David Ainsworth graduated from the University of Kansas and subsequently served as an infantry and embarkation officer in the U. S. Marine Corps. He attended Golden Gate Law school in San Francisco and practiced maritime law for thirty five years, first for Matson Lines and then American President Lines, where he served as Vice President and General Counsel. He has also been of counsel to a Washington DC law firm and presently consults for a San Francisco based shipping company. He has authored two novels, In Extremis and The Chasm, both political suspense stories (visit www.davidainsworthbooks.com for details) and is a member of the volunteer crew of the SS Jeremiah O’Brien (docent and Chairman of the Speaker’s Bureau.) He resides in the Napa Valley and enjoys making wine each fall for his house label, Admiralty Cellars.
Gene has written a well-researched non-fiction historical novel about a relatively unknown Civil War Major General. Although innocent, Fitz John Porter was accused of losing a crucial battle and tried and convicted for cowardice and disobedience. This true story reveals the political false reasons for his court martial.
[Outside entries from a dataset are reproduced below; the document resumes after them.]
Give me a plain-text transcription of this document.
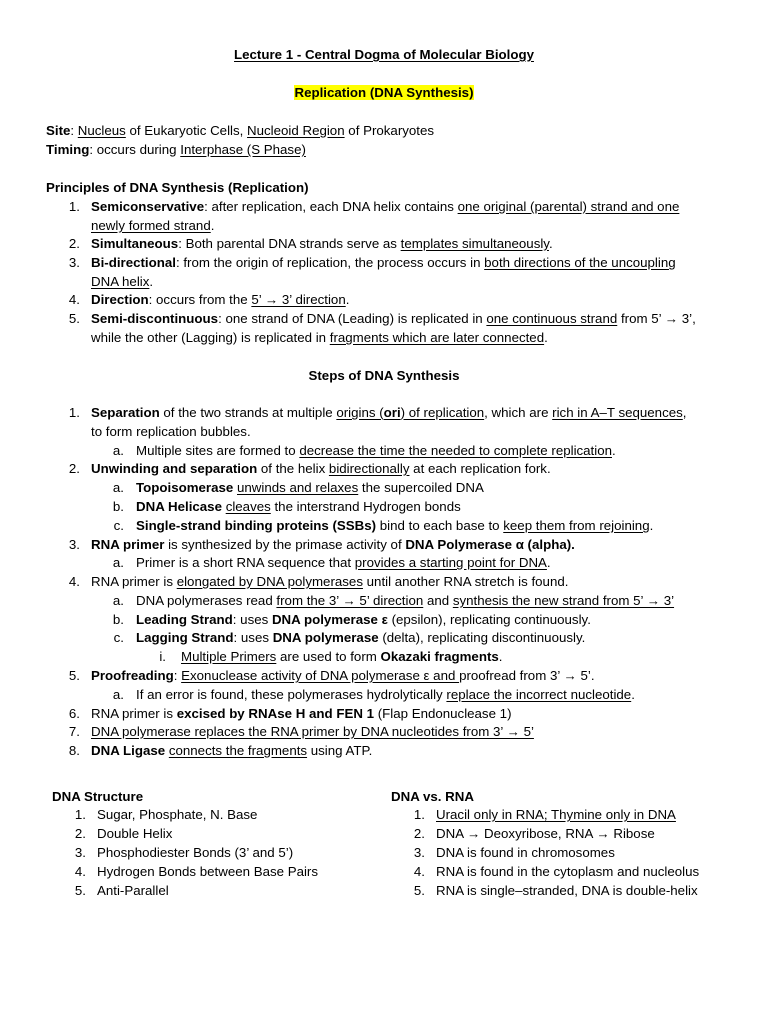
Lecture 1 - Central Dogma of Molecular Biology
Replication (DNA Synthesis)
Site: Nucleus of Eukaryotic Cells, Nucleoid Region of Prokaryotes
Timing: occurs during Interphase (S Phase)
Principles of DNA Synthesis (Replication)
1. Semiconservative: after replication, each DNA helix contains one original (parental) strand and one
newly formed strand.
2. Simultaneous: Both parental DNA strands serve as templates simultaneously.
3. Bi-directional: from the origin of replication, the process occurs in both directions of the uncoupling
DNA helix.
4. Direction: occurs from the 5’ → 3’ direction.
5. Semi-discontinuous: one strand of DNA (Leading) is replicated in one continuous strand from 5’ → 3’,
while the other (Lagging) is replicated in fragments which are later connected.
Steps of DNA Synthesis
1. Separation of the two strands at multiple origins (ori) of replication, which are rich in A–T sequences,
to form replication bubbles.
a. Multiple sites are formed to decrease the time the needed to complete replication.
2. Unwinding and separation of the helix bidirectionally at each replication fork.
a. Topoisomerase unwinds and relaxes the supercoiled DNA
b. DNA Helicase cleaves the interstrand Hydrogen bonds
c. Single-strand binding proteins (SSBs) bind to each base to keep them from rejoining.
3. RNA primer is synthesized by the primase activity of DNA Polymerase α (alpha).
a. Primer is a short RNA sequence that provides a starting point for DNA.
4. RNA primer is elongated by DNA polymerases until another RNA stretch is found.
a. DNA polymerases read from the 3’ → 5’ direction and synthesis the new strand from 5’ → 3’
b. Leading Strand: uses DNA polymerase ε (epsilon), replicating continuously.
c. Lagging Strand: uses DNA polymerase (delta), replicating discontinuously.
i. Multiple Primers are used to form Okazaki fragments.
5. Proofreading: Exonuclease activity of DNA polymerase ε and proofread from 3’ → 5’.
a. If an error is found, these polymerases hydrolytically replace the incorrect nucleotide.
6. RNA primer is excised by RNAse H and FEN 1 (Flap Endonuclease 1)
7. DNA polymerase replaces the RNA primer by DNA nucleotides from 3’ → 5’
8. DNA Ligase connects the fragments using ATP.
DNA Structure
1. Sugar, Phosphate, N. Base
2. Double Helix
3. Phosphodiester Bonds (3’ and 5’)
4. Hydrogen Bonds between Base Pairs
5. Anti-Parallel
DNA vs. RNA
1. Uracil only in RNA; Thymine only in DNA
2. DNA → Deoxyribose, RNA → Ribose
3. DNA is found in chromosomes
4. RNA is found in the cytoplasm and nucleolus
5. RNA is single–stranded, DNA is double-helix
The tale depicts the Second Battle of Manassas in grim, eye-witness accounts of the fighting and dying during three days in August 1862. President Abraham Lincoln’s unhappy part in the tragedy is woven together with the events of that period like threads in a bloody tapestry to create the changes that shaped and changed America for all time.
Gene Paleno has farmed in Lake County for nearly fifty years and been writing even longer. During most of the good part of a century of life Gene has had more occupations and professions than you can count on both hands. He writes to entertain. Gene has written fifteen full-length novels and several collections of stories on a wide range of subjects, and a weekly newspaper column of the animals and people he’s met while he’s farmed…to novels about the Civil War, Lake County history, and Adult science fiction and fantasy.
Asked, “Why do you write?” his reply was, “Because I must. Writing is like breathing. It is the reason I wake each day glad to be alive.” “Besides,” he adds, “Seeing my stories in print and knowing people enjoy reading them is like having Apple Pie… and I love Apple Pie.”